Shortly after the rebellion's outbreak, Kasman gave a speech in Magelang which resulted in his arrest by authorities and imprisonment starting on 5 September 1958. Authorities claimed that his speech was in support of the rebels, although Kasman accused a journalist of misreporting his speech. He continued to be imprisoned without trial until 1960 when he was sentenced to three years' prison. During Kasman's imprisonment, Masyumi began to break apart while president Sukarno took over power from the parliament in 1959. Masyumi was dissolved by its chairman Prawoto Mangkusasmito on 13 September 1960. Kasman was again arrested on 9 November 1963 due to accusations of conspiracy against the state and of plotting to assassinate Sukarno. While the accusations failed to be proven in trial, on 14 August the following year Kasman was sentenced to another eight years in prison (reduced to two and a half years upon appeal).

===Suharto period===
During Suharto's presidency, Kasman remained a critic of the government. In the 1968 book Renungan dari Tahanan reminiscing of his time in prison, Kasman asserted his view of the superiority of Islamic principles over Pancasila. Kasman supported the foundation of the Indonesian Muslims' Party (Parmusi) in 1968, and was nominated for its first leadership election although he withdrew. Parmusi took part in the 1971 legislative election, and Kasman was part of the party's election committee which selected the party's nominees. He also campaigned for the party despite a dispute with some of the party's leadership. Parmusi won 24 seats in the election.

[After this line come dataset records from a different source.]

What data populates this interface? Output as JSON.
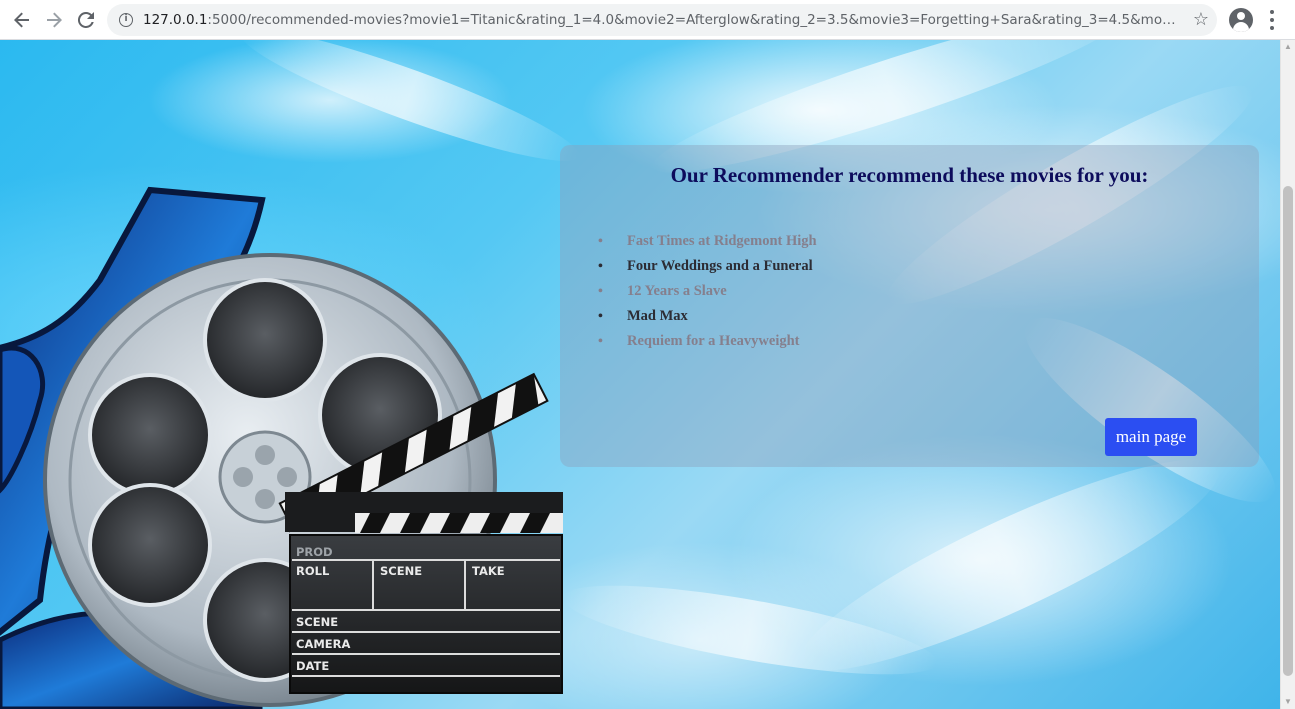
{
  "browser": {
    "url_host": "127.0.0.1",
    "url_rest": ":5000/recommended-movies?movie1=Titanic&rating_1=4.0&movie2=Afterglow&rating_2=3.5&movie3=Forgetting+Sara&rating_3=4.5&movie4=Bella&ra...",
    "back_icon": "arrow-left-icon",
    "forward_icon": "arrow-right-icon",
    "reload_icon": "reload-icon"
  },
  "page": {
    "title": "Our Recommender recommend these movies for you:",
    "movies": [
      {
        "name": "Fast Times at Ridgemont High",
        "color": "#857f8d"
      },
      {
        "name": "Four Weddings and a Funeral",
        "color": "#2c2c34"
      },
      {
        "name": "12 Years a Slave",
        "color": "#857f8d"
      },
      {
        "name": "Mad Max",
        "color": "#2c2c34"
      },
      {
        "name": "Requiem for a Heavyweight",
        "color": "#857f8d"
      }
    ],
    "main_page_label": "main page",
    "clapper": {
      "prod": "PROD",
      "roll": "ROLL",
      "scene": "SCENE",
      "take": "TAKE",
      "scene2": "SCENE",
      "camera": "CAMERA",
      "date": "DATE"
    }
  },
  "colors": {
    "title": "#0d0c5c",
    "button": "#2b4ef2"
  }
}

He then campaigned for Parmusi's successor party United Development Party, while not running as a candidate himself, in the 1977 Indonesian legislative election. In 1980, he signed two petitions – one (the Petition of Fifty) attacking the content of Suharto's speeches, and another criticizing the conduct of elections. Kasman was the first signatory of the latter petition, which was also known as the "Kasman Petition".

==Personal life and death==
Kasman married Soepinah Isti Kasiyati on 17 September 1928, and the couple had six children. Kasman died on the evening of 25 October 1982 after receiving nine months of treatment for prostate cancer at the Jakarta Islamic Hospital. His body was buried at the Tanah Kusir Cemetery. In 1992, when the Suharto government distributed awards to former members of PPKI, Kasman was bypassed and did not receive an award. (Note: Author Lukman Hakiem speculated that this was due to Kasman's prior involvement in the petitions criticizing Suharto.) Later on, after the fall of Suharto, Kasman was declared a National Hero of Indonesia in 2018 by president Joko Widodo.